23

I would like to read data from a dynamodb stream in python and the alternatives that i have found so far are

  1. Use dynamodb stream low level library functions (as described here): This solution however seems almost impossible to maintain in a production environment, with the application having to maintain the status of shards, etc.

  2. Use KCL library designed for reading Kinesis streams: The python version of the library seems unable to read from a dynamodb stream.

What are the options to successfully process dynamodb streams in python? (links to possible examples would be super helpful)

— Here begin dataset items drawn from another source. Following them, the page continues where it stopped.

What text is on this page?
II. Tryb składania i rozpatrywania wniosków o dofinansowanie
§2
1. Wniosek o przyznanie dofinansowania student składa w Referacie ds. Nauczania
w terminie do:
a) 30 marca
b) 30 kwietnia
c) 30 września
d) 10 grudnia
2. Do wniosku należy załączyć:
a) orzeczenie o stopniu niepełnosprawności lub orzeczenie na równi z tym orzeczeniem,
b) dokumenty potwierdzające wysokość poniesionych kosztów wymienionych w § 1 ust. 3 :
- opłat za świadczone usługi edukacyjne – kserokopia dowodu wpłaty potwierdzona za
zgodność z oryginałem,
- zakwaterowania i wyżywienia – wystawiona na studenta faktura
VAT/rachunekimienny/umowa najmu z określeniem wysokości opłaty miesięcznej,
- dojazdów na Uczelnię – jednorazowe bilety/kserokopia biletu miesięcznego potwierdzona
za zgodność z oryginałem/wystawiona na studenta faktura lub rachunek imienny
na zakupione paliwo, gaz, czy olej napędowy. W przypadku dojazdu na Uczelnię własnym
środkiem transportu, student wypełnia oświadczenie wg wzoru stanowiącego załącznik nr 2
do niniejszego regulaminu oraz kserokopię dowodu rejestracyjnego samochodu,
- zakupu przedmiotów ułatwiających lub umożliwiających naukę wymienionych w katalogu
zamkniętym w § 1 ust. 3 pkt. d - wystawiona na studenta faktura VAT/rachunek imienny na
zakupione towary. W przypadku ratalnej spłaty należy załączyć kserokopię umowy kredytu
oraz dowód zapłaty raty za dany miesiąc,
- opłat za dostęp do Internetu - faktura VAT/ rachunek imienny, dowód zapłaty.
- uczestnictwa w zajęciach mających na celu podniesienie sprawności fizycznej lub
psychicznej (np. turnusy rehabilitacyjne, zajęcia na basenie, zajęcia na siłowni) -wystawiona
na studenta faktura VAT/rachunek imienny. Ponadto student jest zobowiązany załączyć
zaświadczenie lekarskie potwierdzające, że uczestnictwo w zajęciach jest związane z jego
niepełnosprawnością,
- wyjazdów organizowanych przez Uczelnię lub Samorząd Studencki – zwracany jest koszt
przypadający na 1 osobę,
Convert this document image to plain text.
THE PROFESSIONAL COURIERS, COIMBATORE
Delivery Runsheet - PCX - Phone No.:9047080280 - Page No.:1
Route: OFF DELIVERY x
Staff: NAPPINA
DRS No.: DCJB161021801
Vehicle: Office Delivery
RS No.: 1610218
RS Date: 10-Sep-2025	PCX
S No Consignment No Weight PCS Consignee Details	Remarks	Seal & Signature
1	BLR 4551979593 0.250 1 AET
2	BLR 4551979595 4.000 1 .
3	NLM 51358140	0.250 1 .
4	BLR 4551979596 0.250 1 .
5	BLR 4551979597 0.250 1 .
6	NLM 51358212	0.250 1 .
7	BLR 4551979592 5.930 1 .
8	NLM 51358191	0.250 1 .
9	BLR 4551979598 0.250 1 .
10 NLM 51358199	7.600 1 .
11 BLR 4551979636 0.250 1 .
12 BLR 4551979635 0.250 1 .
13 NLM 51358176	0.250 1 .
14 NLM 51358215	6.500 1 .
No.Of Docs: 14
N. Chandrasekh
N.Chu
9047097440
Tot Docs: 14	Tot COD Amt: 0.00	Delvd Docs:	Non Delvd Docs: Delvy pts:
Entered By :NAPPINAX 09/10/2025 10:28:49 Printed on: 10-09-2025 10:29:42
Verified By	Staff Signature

PS: I have considered using lambda function to process the dynamodb but for this task, I would like to read the stream in an application as it has to interact with other components which cannot be done via a lamda function.

Shay Ashkenazi
  • 467
  • 1
  • 4
  • 11
Ashish
  • 231
  • 2
  • 3
  • 1
    Curious as to which solution you went with? I'm currently facing the same dilemma and am considering implementing my logic in Java using KCL. – Matt Fortier Jun 20 '16 at 08:29
  • 2
    Facing this exact issue as well. Any updates @Ashish ? – Avihoo Mamka May 04 '17 at 12:19
  • Any updates on this? I am considering going the lambda trigger route and having it call a flask server that will handle the stream data. Any thoughts on that? – Peter Tao Nov 28 '18 at 22:54
  • @PeterTao It's a good idea to use lambda with dynamo streams, but I would recommend you to just get the data, and send it via sqs. – Rafael Marques Feb 07 '20 at 13:01

1 Answers1

1

I would still suggest to use lambda. The setup is very easy as well as very robust (it's easy to manage retries,batching, downtimes...)

Then from your lambda invocation you could easily send your data in a convenient way to your existing program (including, but not limited to: SNS, SQS, a custom server webhook, sending the data to a custom pub/sub service you own...etc)

aherve
  • 3,795
  • 6
  • 28
  • 41